Une ambition industrielle à dix milliards de dollars
Rarement un objectif chiffré aura suscité autant de commentaires dans les milieux d’affaires d’Abuja : passer de 2 milliards à 10 milliards de dollars d’investissements cumulés dans la pharmacie en moins d’une décennie. Le cap, rendu public à l’été 2025 par l’Association des pharmaciens communautaires du Nigeria, coïncide avec la feuille de route du gouvernement fédéral désireux de réduire une dépendance aux importations qui frôle encore 70 %. « Nous voulons inverser cette proportion », martèle le Dr Abdu Mukhtar, coordonnateur national de l’Initiative présidentielle pour la chaîne de valeur des soins de santé.
Le pari n’est pas qu’arithmétique : il s’inscrit dans la volonté plus large d’assurer une souveraineté sanitaire au géant démographique de l’Afrique. La pandémie de Covid-19 a, en effet, rappelé la vulnérabilité d’un système trop exposé aux ruptures logistiques internationales.
Un marché régional aux dimensions continentales
Avec environ 230 millions d’habitants, projetés à 400 millions en 2050, le Nigeria représente déjà 60 % du PIB de la Cedeao. L’accord de libre-échange continental africain, entré en vigueur en 2021, ouvre en outre un débouché de plus de 1,3 milliard de consommateurs. Pour les fabricants de génériques, la perspective est double : satisfaire la demande intérieure, mais aussi exporter vers les marchés voisins, où les importations asiatiques conservent une position dominante.
Les économistes rappellent qu’un accroissement de 1 % de la production locale de médicaments se traduit, toutes choses égales par ailleurs, par un gain de 0,3 % de PIB dans les pays à forte densité démographique. Selon la Banque mondiale, la simple mise à niveau des classifications douanières et l’harmonisation du Système harmonisé (code SH) pourraient générer 1,6 milliard de dollars d’investissements additionnels et créer jusqu’à 44 000 emplois qualifiés.
Gouvernance sectorielle et incitations réglementaires
Au-delà des capitaux, c’est la crédibilité de la régulation qui déterminera le succès du programme. La National Agency for Food and Drug Administration and Control (NAFDAC) a déjà amorcé la numérisation de ses procédures d’enregistrement et de tests, réduisant les délais d’agrément de 18 à 6 mois pour certains génériques. Le ministère de la Santé planche, de son côté, sur un dispositif de tarification préférentielle pour les molécules essentielles produites localement.
Les investisseurs soulignent, toutefois, la nécessité d’anticiper la révision du Pharmaceutical Inspection Co-operation Scheme, indispensable à l’accès aux marchés européens et nord-américains. « L’alignement sur les standards GMP reste la condition cardinale d’un saut d’échelle durable », rappelle un analyste de Fitch Solutions à Lagos.
Le rôle catalyseur des capitaux privés internationaux
La progression géométrique visée requiert une ingénierie financière sophistiquée. Le Trésor nigérian explore l’émission d’obligations vertes dédiées aux infrastructures de santé, tandis que la Banque africaine de développement envisage une ligne de crédit de 500 millions de dollars pour les PME pharmaceutiques. Les fonds de private equity, déjà présents dans la fintech, regardent désormais vers la biotechnologie et la production d’API (Active Pharmaceutical Ingredients).

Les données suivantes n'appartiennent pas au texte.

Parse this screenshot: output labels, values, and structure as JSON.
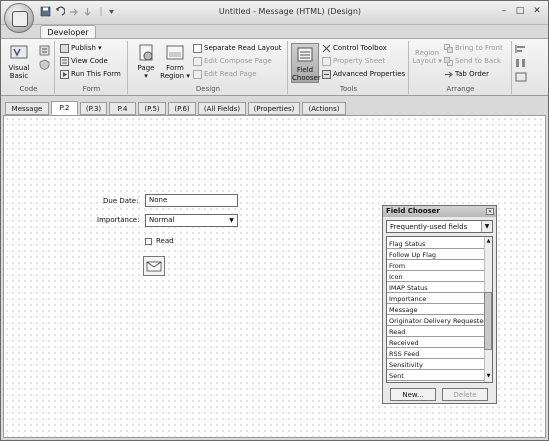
{
  "window": {
    "title": "Untitled - Message (HTML)  (Design)"
  },
  "ribbon": {
    "active_tab": "Developer",
    "groups": {
      "code": {
        "label": "Code",
        "visual_basic": "Visual Basic"
      },
      "form": {
        "label": "Form",
        "publish": "Publish",
        "view_code": "View Code",
        "run_this_form": "Run This Form"
      },
      "design": {
        "label": "Design",
        "page": "Page",
        "form_region": "Form Region",
        "separate_read_layout": "Separate Read Layout",
        "edit_compose_page": "Edit Compose Page",
        "edit_read_page": "Edit Read Page"
      },
      "tools": {
        "label": "Tools",
        "field_chooser": "Field Chooser",
        "control_toolbox": "Control Toolbox",
        "property_sheet": "Property Sheet",
        "advanced_properties": "Advanced Properties"
      },
      "arrange": {
        "label": "Arrange",
        "region_layout": "Region Layout",
        "bring_to_front": "Bring to Front",
        "send_to_back": "Send to Back",
        "tab_order": "Tab Order"
      }
    }
  },
  "page_tabs": [
    "Message",
    "P.2",
    "(P.3)",
    "P.4",
    "(P.5)",
    "(P.6)",
    "(All Fields)",
    "(Properties)",
    "(Actions)"
  ],
  "form": {
    "due_date_label": "Due Date:",
    "due_date_value": "None",
    "importance_label": "Importance:",
    "importance_value": "Normal",
    "read_label": "Read"
  },
  "field_chooser": {
    "title": "Field Chooser",
    "category": "Frequently-used fields",
    "fields": [
      "Flag Status",
      "Follow Up Flag",
      "From",
      "Icon",
      "IMAP Status",
      "Importance",
      "Message",
      "Originator Delivery Requested",
      "Read",
      "Received",
      "RSS Feed",
      "Sensitivity",
      "Sent"
    ],
    "new_button": "New...",
    "delete_button": "Delete"
  }
}
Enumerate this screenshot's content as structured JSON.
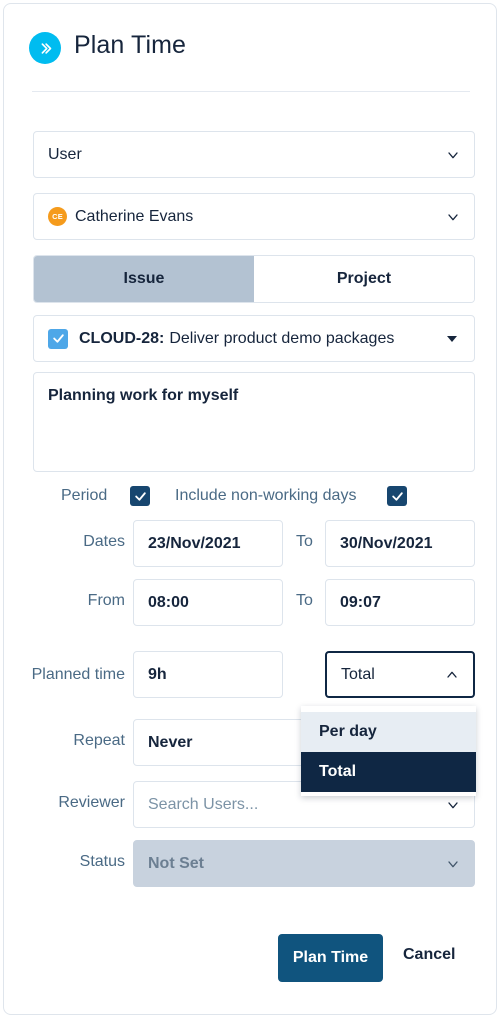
{
  "dialog": {
    "title": "Plan Time",
    "header_icon": "double-chevron-right-icon"
  },
  "selects": {
    "scope": {
      "value": "User",
      "icon": "chevron-down-icon"
    },
    "person": {
      "value": "Catherine Evans",
      "avatar_initials": "CE",
      "avatar_color": "#f59b1c",
      "icon": "chevron-down-icon"
    }
  },
  "tabs": [
    {
      "label": "Issue",
      "active": true
    },
    {
      "label": "Project",
      "active": false
    }
  ],
  "issue": {
    "checked": true,
    "key": "CLOUD-28:",
    "summary": "Deliver product demo packages",
    "caret": "caret-down-icon"
  },
  "note": {
    "value": "Planning work for myself"
  },
  "period": {
    "label": "Period",
    "checked": true,
    "include_non_working_label": "Include non-working days",
    "include_non_working_checked": true
  },
  "rows": {
    "dates": {
      "label": "Dates",
      "from": "23/Nov/2021",
      "to_label": "To",
      "to": "30/Nov/2021"
    },
    "time": {
      "label": "From",
      "from": "08:00",
      "to_label": "To",
      "to": "09:07"
    },
    "planned": {
      "label": "Planned time",
      "amount": "9h",
      "unit": "Total",
      "unit_icon": "chevron-up-icon"
    },
    "repeat": {
      "label": "Repeat",
      "value": "Never"
    },
    "reviewer": {
      "label": "Reviewer",
      "placeholder": "Search Users...",
      "icon": "chevron-down-icon"
    },
    "status": {
      "label": "Status",
      "value": "Not Set",
      "disabled": true,
      "icon": "chevron-down-icon"
    }
  },
  "dropdown": {
    "open": true,
    "options": [
      {
        "label": "Per day",
        "state": "hover"
      },
      {
        "label": "Total",
        "state": "selected"
      }
    ]
  },
  "footer": {
    "primary_label": "Plan Time",
    "cancel_label": "Cancel"
  },
  "colors": {
    "accent_cyan": "#00bcf0",
    "navy": "#0f2744",
    "primary_button": "#10547e",
    "tab_active": "#b3c2d2"
  }
}
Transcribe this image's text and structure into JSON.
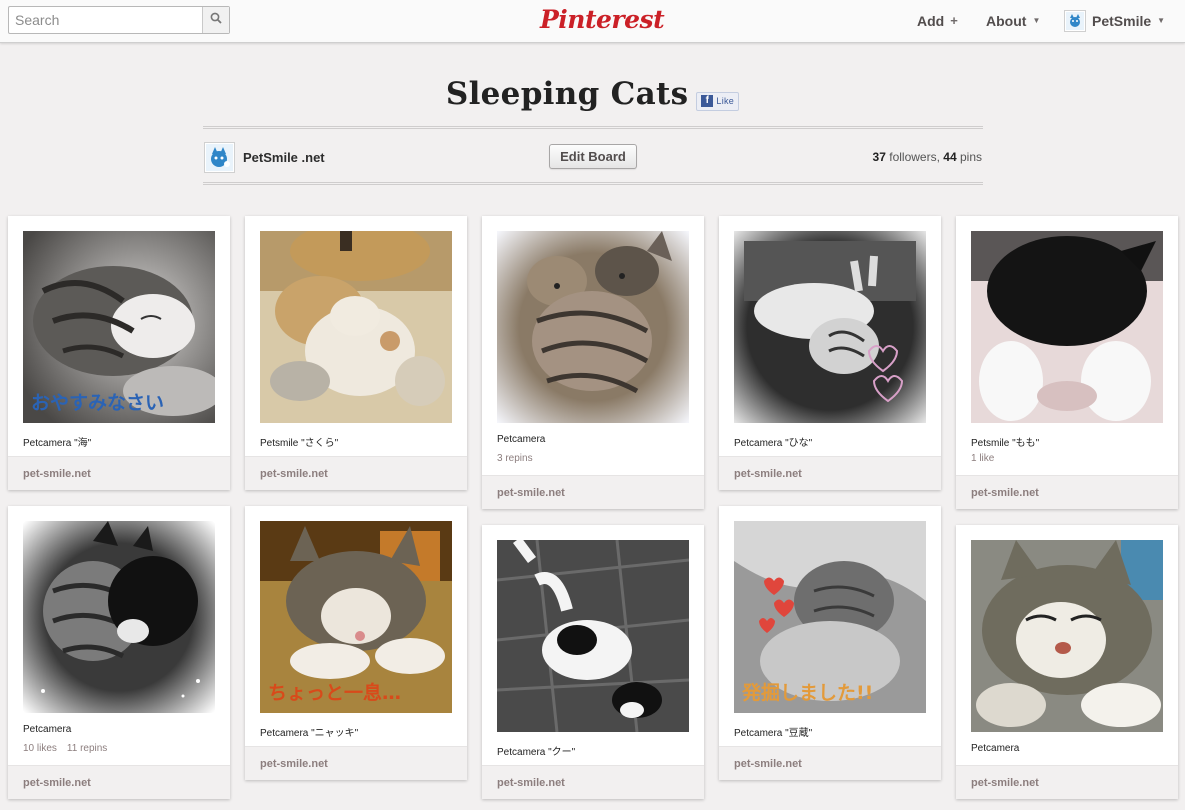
{
  "header": {
    "search_placeholder": "Search",
    "logo": "Pinterest",
    "nav": {
      "add": "Add",
      "about": "About",
      "user": "PetSmile"
    }
  },
  "board": {
    "title": "Sleeping Cats",
    "fb_like": "Like",
    "owner": "PetSmile .net",
    "edit_button": "Edit Board",
    "followers_count": "37",
    "followers_label": "followers,",
    "pins_count": "44",
    "pins_label": "pins"
  },
  "pins": [
    {
      "desc": "Petcamera \"海\"",
      "likes": "",
      "repins": "",
      "source": "pet-smile.net",
      "overlay": "おやすみなさい"
    },
    {
      "desc": "Petsmile \"さくら\"",
      "likes": "",
      "repins": "",
      "source": "pet-smile.net",
      "overlay": ""
    },
    {
      "desc": "Petcamera",
      "likes": "",
      "repins": "3 repins",
      "source": "pet-smile.net",
      "overlay": ""
    },
    {
      "desc": "Petcamera \"ひな\"",
      "likes": "",
      "repins": "",
      "source": "pet-smile.net",
      "overlay": ""
    },
    {
      "desc": "Petsmile \"もも\"",
      "likes": "1 like",
      "repins": "",
      "source": "pet-smile.net",
      "overlay": ""
    },
    {
      "desc": "Petcamera",
      "likes": "10 likes",
      "repins": "11 repins",
      "source": "pet-smile.net",
      "overlay": ""
    },
    {
      "desc": "Petcamera \"ニャッキ\"",
      "likes": "",
      "repins": "",
      "source": "pet-smile.net",
      "overlay": "ちょっと一息…"
    },
    {
      "desc": "Petcamera \"クー\"",
      "likes": "",
      "repins": "",
      "source": "pet-smile.net",
      "overlay": ""
    },
    {
      "desc": "Petcamera \"豆蔵\"",
      "likes": "",
      "repins": "",
      "source": "pet-smile.net",
      "overlay": "発掘しました!!"
    },
    {
      "desc": "Petcamera",
      "likes": "",
      "repins": "",
      "source": "pet-smile.net",
      "overlay": ""
    }
  ],
  "colors": {
    "brand": "#cb2027",
    "background": "#f2f0f0",
    "source_text": "#8c7e7e"
  }
}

La diaspora, forte de 17 milliards de dollars de transferts annuels, constitue un vivier de business angels rompus aux normes FDA. Plusieurs start-up, telles que les jeunes pousses installées dans le corridor Lagos-Ibadan, misent sur des partenariats avec des laboratoires indiens pour internaliser la fabrication des principes actifs, chaînon le plus capitalistique de la filière.
Enjeux socio-économiques et diplomatie sanitaire
Au plan domestique, la montée en puissance de l’industrie pharmaceutique pourrait réduire le coût des traitements de 30 % et améliorer l’accès aux soins dans les zones rurales, où la densité de pharmaciens reste inférieure à 0,3 pour 10 000 habitants. La généralisation de la couverture maladie universelle, fixée à l’horizon 2030, stimulera mécaniquement la demande, créant un cercle vertueux entre solvabilité et capacité de production.
Pour Abuja, l’enjeu excède la seule sphère économique. En devenant exportateur net de médicaments, le Nigeria renforcerait son soft power régional, tout en contribuant à la sécurité sanitaire collective. Dans un contexte géopolitique marqué par la reconfiguration des chaînes d’approvisionnement mondiales, le pari de dix milliards de dollars dépasse la bravade publicitaire : il cristallise la mue d’un géant africain qui entend écrire ses propres ordonnances.